Logo Design Love

For graphic designers and all who love logos.

Red Cross logo

red cross logo

Design by Henri Dunant, 1863.

The emblem of a red cross with arms of equal length on a white background is the visible sign of protection under the 1949 Geneva Conventions. As such, it is the emblem of the armed forces’ medical services.

red cross flag

In order to avoid ‘semantic noise’, the International Red Cross uses the Red Crescent name and trademark in some Arab World countries—with a predominantly Muslim population.

Origin of the emblems

The Red Cross emblem is an inversion of the Swiss flag, which shows a white cross on a red background. This recognises the historic connection between Switzerland and the original Geneva Convention of 1864.

But while the Red Cross emblem has no intentional religious meaning, the symbol reminded soldiers from the Ottoman Empire (modern-day Turkey) of the crusaders of the Middle Ages and so in 1876 they began using a Red Crescent instead.

Johnson & Johnson sue Red Cross over logo

In 2007, Johnson & Johnson sued the Red Cross over their logo.

“Johnson & Johnson began using the red cross design as a trademark in 1887—some years after the creation of the American Red Cross but before it received its congressional charter in 1900. The lawsuit contends that the charter did not empower the Red Cross to engage in commercial activities competing with a private business.”

Further reading:

Logo Design Love: A Guide to Creating Iconic Brand Identities

13 appreciated comments

  1. Very very good post!!!
    I’ll post it in my Brazilian blog.

    After I come back and set link here!

    Regards
    Daniel

  2. Oh wow, I didn’t know that the red crescent is used in Muslim countries.
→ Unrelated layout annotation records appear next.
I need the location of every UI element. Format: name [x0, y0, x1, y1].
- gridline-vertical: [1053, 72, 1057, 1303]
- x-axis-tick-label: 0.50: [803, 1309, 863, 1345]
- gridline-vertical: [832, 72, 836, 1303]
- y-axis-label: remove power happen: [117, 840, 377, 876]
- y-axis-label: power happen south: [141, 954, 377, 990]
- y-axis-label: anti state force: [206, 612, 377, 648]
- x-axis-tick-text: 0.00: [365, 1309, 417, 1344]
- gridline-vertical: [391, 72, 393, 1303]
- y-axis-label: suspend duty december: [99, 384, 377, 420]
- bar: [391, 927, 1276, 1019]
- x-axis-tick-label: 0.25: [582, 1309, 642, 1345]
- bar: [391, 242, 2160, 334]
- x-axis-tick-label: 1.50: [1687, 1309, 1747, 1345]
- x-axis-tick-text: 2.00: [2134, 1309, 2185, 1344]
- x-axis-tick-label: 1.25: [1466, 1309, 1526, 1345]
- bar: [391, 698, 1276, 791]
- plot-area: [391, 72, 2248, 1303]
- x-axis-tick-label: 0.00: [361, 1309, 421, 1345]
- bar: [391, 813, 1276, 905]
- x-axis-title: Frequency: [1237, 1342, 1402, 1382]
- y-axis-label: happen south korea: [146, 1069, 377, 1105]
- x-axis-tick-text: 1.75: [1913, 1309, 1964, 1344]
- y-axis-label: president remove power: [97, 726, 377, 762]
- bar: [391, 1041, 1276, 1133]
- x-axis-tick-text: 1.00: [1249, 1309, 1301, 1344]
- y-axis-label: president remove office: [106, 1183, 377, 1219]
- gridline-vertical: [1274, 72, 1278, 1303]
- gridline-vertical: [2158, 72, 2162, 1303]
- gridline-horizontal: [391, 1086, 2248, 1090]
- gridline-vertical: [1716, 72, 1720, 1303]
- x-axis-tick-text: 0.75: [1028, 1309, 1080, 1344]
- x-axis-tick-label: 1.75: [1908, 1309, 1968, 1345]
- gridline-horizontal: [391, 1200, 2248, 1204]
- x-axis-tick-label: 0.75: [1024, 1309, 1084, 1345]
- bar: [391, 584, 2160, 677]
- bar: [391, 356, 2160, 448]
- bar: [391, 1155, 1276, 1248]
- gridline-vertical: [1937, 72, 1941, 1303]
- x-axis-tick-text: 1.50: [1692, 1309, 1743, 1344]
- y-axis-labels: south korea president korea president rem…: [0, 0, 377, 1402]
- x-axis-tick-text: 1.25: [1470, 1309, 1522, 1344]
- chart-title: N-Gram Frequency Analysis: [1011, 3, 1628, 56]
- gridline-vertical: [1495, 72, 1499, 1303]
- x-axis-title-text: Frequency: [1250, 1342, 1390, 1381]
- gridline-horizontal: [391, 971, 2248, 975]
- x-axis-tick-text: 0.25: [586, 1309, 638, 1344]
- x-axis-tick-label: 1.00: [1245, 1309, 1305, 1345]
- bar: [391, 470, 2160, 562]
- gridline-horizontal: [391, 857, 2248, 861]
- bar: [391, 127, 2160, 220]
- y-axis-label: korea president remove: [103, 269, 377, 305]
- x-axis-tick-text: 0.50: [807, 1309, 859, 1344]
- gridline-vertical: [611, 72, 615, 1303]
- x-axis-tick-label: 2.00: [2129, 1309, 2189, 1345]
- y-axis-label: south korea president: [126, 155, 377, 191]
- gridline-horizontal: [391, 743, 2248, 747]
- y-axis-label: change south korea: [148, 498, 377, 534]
You always teach me something new, David! Thanks!

    LaurenMarie – Creative Curio’s last blog post…My Adventures in Letterpress Continued

  3. Hi Daniel, Lauren,

    Glad you liked the post. There’s also a third emblem used by the Red Cross:

    An additional protective emblem – the red crystal – was established in 2005. It has equal status and meaning to the red cross and red crescent emblems.

  4. David,

    I heard about this when it happened. It’s utterly silly. Normally I’d think yeah, protect it, but they’ve lived side-by-side for a very long time. Johnson & Johnson has made themselves sound like petty bullies on this.

    Regards,

    Kelly

  5. I like this post. I remember when I was the president of the Red Crescent Society (similar like Red Cross) when I was 12 years old.
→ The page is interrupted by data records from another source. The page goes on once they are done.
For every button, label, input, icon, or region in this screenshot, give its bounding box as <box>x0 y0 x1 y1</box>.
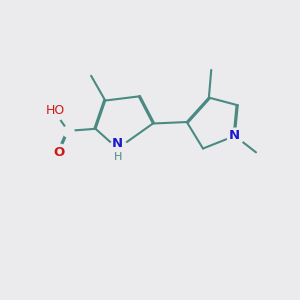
Text: N: N <box>112 137 123 150</box>
Text: HO: HO <box>45 104 64 117</box>
Text: N: N <box>229 129 240 142</box>
Text: H: H <box>113 152 122 162</box>
Text: O: O <box>53 146 64 159</box>
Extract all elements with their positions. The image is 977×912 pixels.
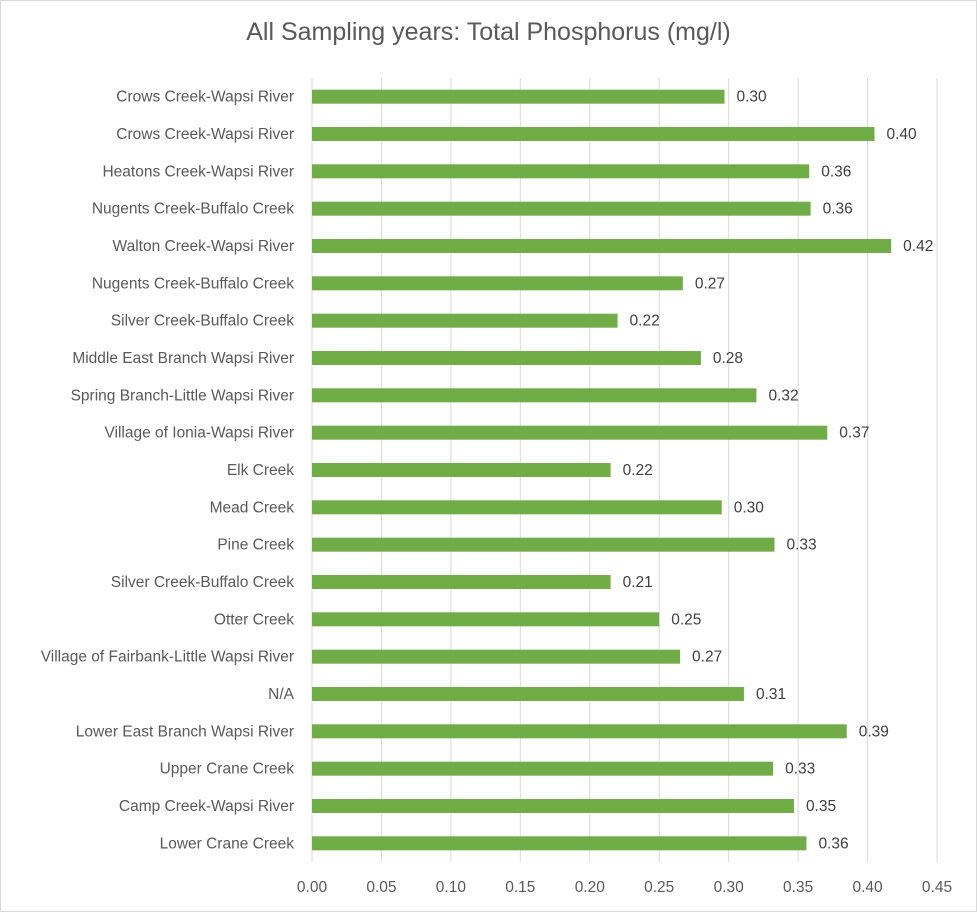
category-label: Heatons Creek-Wapsi River (102, 163, 294, 180)
category-label: Village of Fairbank-Little Wapsi River (41, 649, 294, 666)
value-label: 0.21 (623, 574, 653, 591)
bar (312, 388, 757, 403)
value-label: 0.33 (785, 761, 815, 778)
category-label: Silver Creek-Buffalo Creek (111, 313, 294, 330)
category-label: Walton Creek-Wapsi River (113, 238, 294, 255)
x-tick-labels: 0.00 0.05 0.10 0.15 0.20 0.25 0.30 0.35 0.40 0.45 (297, 879, 952, 896)
bar (312, 463, 611, 477)
value-label: 0.22 (630, 313, 660, 330)
category-label: Camp Creek-Wapsi River (119, 798, 294, 815)
value-label: 0.42 (903, 238, 933, 255)
category-label: Silver Creek-Buffalo Creek (111, 574, 294, 591)
bar (312, 575, 611, 589)
category-label: Otter Creek (214, 611, 294, 628)
bar (312, 836, 807, 851)
value-label: 0.40 (887, 126, 918, 143)
bar (312, 239, 892, 253)
value-labels: 0.30 0.40 0.36 0.36 0.42 0.27 0.22 0.28 0.32 0.37… (623, 89, 934, 853)
value-label: 0.32 (768, 387, 798, 404)
value-label: 0.36 (818, 835, 848, 852)
bar (312, 425, 828, 440)
category-label: Elk Creek (227, 462, 294, 479)
x-tick-label: 0.45 (922, 879, 952, 896)
x-tick-label: 0.15 (505, 879, 535, 896)
value-label: 0.27 (692, 649, 722, 666)
bar (312, 500, 722, 515)
bar (312, 724, 847, 739)
category-label: Village of Ionia-Wapsi River (104, 425, 294, 442)
category-label: Lower Crane Creek (160, 835, 295, 852)
value-label: 0.28 (713, 350, 743, 367)
value-label: 0.25 (671, 611, 701, 628)
value-label: 0.27 (695, 275, 725, 292)
bar (312, 313, 618, 328)
category-label: Crows Creek-Wapsi River (116, 126, 294, 143)
bar (312, 164, 810, 179)
x-tick-label: 0.40 (852, 879, 883, 896)
category-label: Upper Crane Creek (160, 761, 295, 778)
x-tick-label: 0.20 (575, 879, 606, 896)
x-tick-label: 0.00 (297, 879, 328, 896)
value-label: 0.31 (756, 686, 786, 703)
value-label: 0.30 (734, 499, 765, 516)
x-tick-label: 0.35 (783, 879, 813, 896)
value-label: 0.33 (787, 537, 817, 554)
x-tick-label: 0.30 (714, 879, 745, 896)
value-label: 0.35 (806, 798, 836, 815)
value-label: 0.39 (859, 723, 889, 740)
value-label: 0.36 (823, 201, 853, 218)
value-label: 0.22 (623, 462, 653, 479)
bar (312, 649, 681, 664)
bar (312, 276, 683, 291)
x-tick-label: 0.10 (436, 879, 467, 896)
bar (312, 761, 774, 776)
chart-title: All Sampling years: Total Phosphorus (mg… (246, 18, 731, 46)
category-label: Nugents Creek-Buffalo Creek (92, 201, 294, 218)
bar (312, 687, 744, 701)
bar (312, 89, 725, 104)
value-label: 0.30 (737, 89, 768, 106)
bar (312, 612, 660, 627)
category-label: Spring Branch-Little Wapsi River (71, 387, 294, 404)
bar (312, 201, 811, 216)
category-label: Pine Creek (217, 537, 294, 554)
bar (312, 127, 875, 141)
bar (312, 537, 775, 552)
category-label: Nugents Creek-Buffalo Creek (92, 275, 294, 292)
value-label: 0.37 (839, 425, 869, 442)
category-labels: Crows Creek-Wapsi River Crows Creek-Wapsi… (41, 89, 295, 853)
bars (312, 89, 892, 851)
category-label: N/A (268, 686, 295, 703)
x-tick-label: 0.05 (366, 879, 396, 896)
bar (312, 351, 701, 365)
category-label: Mead Creek (210, 499, 295, 516)
x-tick-label: 0.25 (644, 879, 674, 896)
bar (312, 799, 794, 813)
value-label: 0.36 (821, 163, 851, 180)
category-label: Middle East Branch Wapsi River (72, 350, 294, 367)
category-label: Lower East Branch Wapsi River (76, 723, 294, 740)
category-label: Crows Creek-Wapsi River (116, 89, 294, 106)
    Regarding the crescent as symbol of Islam (during Ottoman Empire), maybe you would like to check out my Islamic Arts Club blog about it.

    Moon and star – A symbol of Islam?

    I hope you don’t mind I’m posting this link.

    Cheers David

  6. Kelly,

    That’s what I thought when I first heard the headline, what with people associating the Red Cross with non-profit activities. I think it all came about when they started actually selling good, which changes things, but I don’t know too much about it.

    Rafie,

    I don’t mind you posting a link, not at all. I visited your ISAC blog, and you might want to fix the ‘about us’ link in the footer. There’s a missing slash which breaks it.

  7. Vijay Tamang

    I wonder what the red color used in red cross logo really means. Can anybody tell me that? Would be great.

  8. Kate

    So nothing about the protection of the emblem under the Geneva Convention, and the rules regarding its use? This is perhaps the most important fact, and one people fail to recognise or respect.

  9. john mcnally

    The symbol of the Red Cross, which represents mercy and help to persons in need, is usually thought to have originated in recent times, but it was actually first used by St. Camillus when he founded the order of ministers of the sick. Source: Saints for the Sick.